Without warning, the popping and banging of a pack of fire crackers repetitiously exploding in the distance, broke my solitude. For an instant, I was startled and frozen in place, along with the rest of the activity in my backyard. And then, the tension eased and quiet settled in again.
A couple questions were triggered in me during this moment. Why do we shoot off fireworks? According to an article in USA Today by staff writer Tierney Sneed,
“…fireworks have been a tradition of America’s Fourth of July celebrations since the country’s inception, with the founding fathers themselves seeing fireworks fit to mark the birth of their nation.
In a July 3, 1776 letter to his wife, John Adams declared that the signing of the Declaration of Independence should be a “great anniversary Festival” and “solemnized with Pomp and Parade, with Shews, Games, Sports, Guns, Bells, Bonfires and Illuminations from one End of this Continent to the other from this Time forward forever more.”

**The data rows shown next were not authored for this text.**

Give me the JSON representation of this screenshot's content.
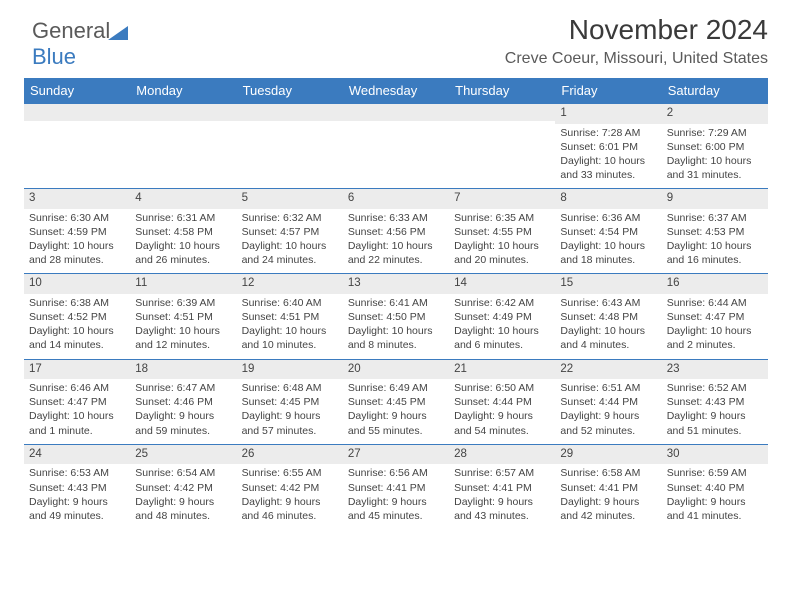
{
  "brand": {
    "line1": "General",
    "line2": "Blue"
  },
  "header": {
    "month": "November 2024",
    "location": "Creve Coeur, Missouri, United States"
  },
  "colors": {
    "accent": "#3b7bbf",
    "stripe": "#ececec",
    "text": "#3a3a3a"
  },
  "weekdays": [
    "Sunday",
    "Monday",
    "Tuesday",
    "Wednesday",
    "Thursday",
    "Friday",
    "Saturday"
  ],
  "weeks": [
    [
      null,
      null,
      null,
      null,
      null,
      {
        "d": "1",
        "sr": "7:28 AM",
        "ss": "6:01 PM",
        "dl": "10 hours and 33 minutes."
      },
      {
        "d": "2",
        "sr": "7:29 AM",
        "ss": "6:00 PM",
        "dl": "10 hours and 31 minutes."
      }
    ],
    [
      {
        "d": "3",
        "sr": "6:30 AM",
        "ss": "4:59 PM",
        "dl": "10 hours and 28 minutes."
      },
      {
        "d": "4",
        "sr": "6:31 AM",
        "ss": "4:58 PM",
        "dl": "10 hours and 26 minutes."
      },
      {
        "d": "5",
        "sr": "6:32 AM",
        "ss": "4:57 PM",
        "dl": "10 hours and 24 minutes."
      },
      {
        "d": "6",
        "sr": "6:33 AM",
        "ss": "4:56 PM",
        "dl": "10 hours and 22 minutes."
      },
      {
        "d": "7",
        "sr": "6:35 AM",
        "ss": "4:55 PM",
        "dl": "10 hours and 20 minutes."
      },
      {
        "d": "8",
        "sr": "6:36 AM",
        "ss": "4:54 PM",
        "dl": "10 hours and 18 minutes."
      },
      {
        "d": "9",
        "sr": "6:37 AM",
        "ss": "4:53 PM",
        "dl": "10 hours and 16 minutes."
      }
    ],
    [
      {
        "d": "10",
        "sr": "6:38 AM",
        "ss": "4:52 PM",
        "dl": "10 hours and 14 minutes."
      },
      {
        "d": "11",
        "sr": "6:39 AM",
        "ss": "4:51 PM",
        "dl": "10 hours and 12 minutes."
      },
      {
        "d": "12",
        "sr": "6:40 AM",
        "ss": "4:51 PM",
        "dl": "10 hours and 10 minutes."
      },
      {
        "d": "13",
        "sr": "6:41 AM",
        "ss": "4:50 PM",
        "dl": "10 hours and 8 minutes."
      },
      {
        "d": "14",
        "sr": "6:42 AM",
        "ss": "4:49 PM",
        "dl": "10 hours and 6 minutes."
      },
      {
        "d": "15",
        "sr": "6:43 AM",
        "ss": "4:48 PM",
        "dl": "10 hours and 4 minutes."
      },
      {
        "d": "16",
        "sr": "6:44 AM",
        "ss": "4:47 PM",
        "dl": "10 hours and 2 minutes."
      }
    ],
    [
      {
        "d": "17",
        "sr": "6:46 AM",
        "ss": "4:47 PM",
        "dl": "10 hours and 1 minute."
      },
      {
        "d": "18",
        "sr": "6:47 AM",
        "ss": "4:46 PM",
        "dl": "9 hours and 59 minutes."
      },
      {
        "d": "19",
        "sr": "6:48 AM",
        "ss": "4:45 PM",
        "dl": "9 hours and 57 minutes."
      },
      {
        "d": "20",
        "sr": "6:49 AM",
        "ss": "4:45 PM",
        "dl": "9 hours and 55 minutes."
      },
      {
        "d": "21",
        "sr": "6:50 AM",
        "ss": "4:44 PM",
        "dl": "9 hours and 54 minutes."
      },
      {
        "d": "22",
        "sr": "6:51 AM",
        "ss": "4:44 PM",
        "dl": "9 hours and 52 minutes."
      },
      {
        "d": "23",
        "sr": "6:52 AM",
        "ss": "4:43 PM",
        "dl": "9 hours and 51 minutes."
      }
    ],
    [
      {
        "d": "24",
        "sr": "6:53 AM",
        "ss": "4:43 PM",
        "dl": "9 hours and 49 minutes."
      },
      {
        "d": "25",
        "sr": "6:54 AM",
        "ss": "4:42 PM",
        "dl": "9 hours and 48 minutes."
      },
      {
        "d": "26",
        "sr": "6:55 AM",
        "ss": "4:42 PM",
        "dl": "9 hours and 46 minutes."
      },
      {
        "d": "27",
        "sr": "6:56 AM",
        "ss": "4:41 PM",
        "dl": "9 hours and 45 minutes."
      },
      {
        "d": "28",
        "sr": "6:57 AM",
        "ss": "4:41 PM",
        "dl": "9 hours and 43 minutes."
      },
      {
        "d": "29",
        "sr": "6:58 AM",
        "ss": "4:41 PM",
        "dl": "9 hours and 42 minutes."
      },
      {
        "d": "30",
        "sr": "6:59 AM",
        "ss": "4:40 PM",
        "dl": "9 hours and 41 minutes."
      }
    ]
  ],
  "labels": {
    "sunrise": "Sunrise:",
    "sunset": "Sunset:",
    "daylight": "Daylight:"
  }
}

There certainly is a celebratory feel to fireworks and we don’t mind spending money that will literally go up in smoke to commemorate the day. Fireworks captivate our senses – their various loud shrieks, whistles, pops, and bangs; their brilliant, sparkling colors that rain down from the sky like glitter, the cloud of smoke and smell of gunpowder that lingers in the air long after the pomp and circumstance is over. Who wouldn’t like this kind of party?
What a thrill to be a spectator at the big hometown 4th of July fireworks celebration! There’s loud music, performances, food vendors, and the grand finale fireworks display artistically orchestrated by a trained pyrotechnic crew. On a smaller scale, neighborhoods and families organize 4th of July get-togethers where the little kids twirl sparklers and firecrackers are popping throughout the day. Many people anticipate and enjoy participating in the holiday festivities.
But what happens when the holiday celebration starts the week before the Fourth and doesn’t stop until the end of July? How does the unexpected sound of something similar to gunfire and missiles affect someone who’s not anticipating it? In this scenario, the price of fireworks may get very expensive. According to Jackie Maffucci of Iraq and Afghanistan Veterans of America, a leading authority on PTSD and veteran suicide, “ …. vets are especially vulnerable to things like unexpected backyard fireworks that an individual doesn’t anticipate and can’t even get prepared for.”
Cory Siemeszko, in an article for NBC News agrees. He states, “That applies to a lot of Americans, as one in five of the approximately 2.5 million veterans who served in Iraq and Afghanistan — or approximately 500,000 former military members — have been diagnosed with PTSD, a psychiatric disorder caused by experiencing or witnessing life-threatening events like military combat. It causes some sufferers to relive the trauma. In others, it provokes feeling of isolation or rage. And in other cases, it leads to substance abuse, depression and a host of other psychological and physical problems.”
NBC News concluded that it’s not that veterans don’t want people to have fun. Many vets will celebrate the day igniting their own fireworks. “But when you get woken up at two, three o’clock in the morning, it brings back those memories,” said Marine veteran Kevin Rhoades, when interviewed by NBC. The military men and women who selfishly serve our country to protect the freedom we have become accustomed to, deserve compassion and respect. Before you shoot off those left-over bottle rockets at the family reunion at the end of July, think about who might be listening and how it might affect them.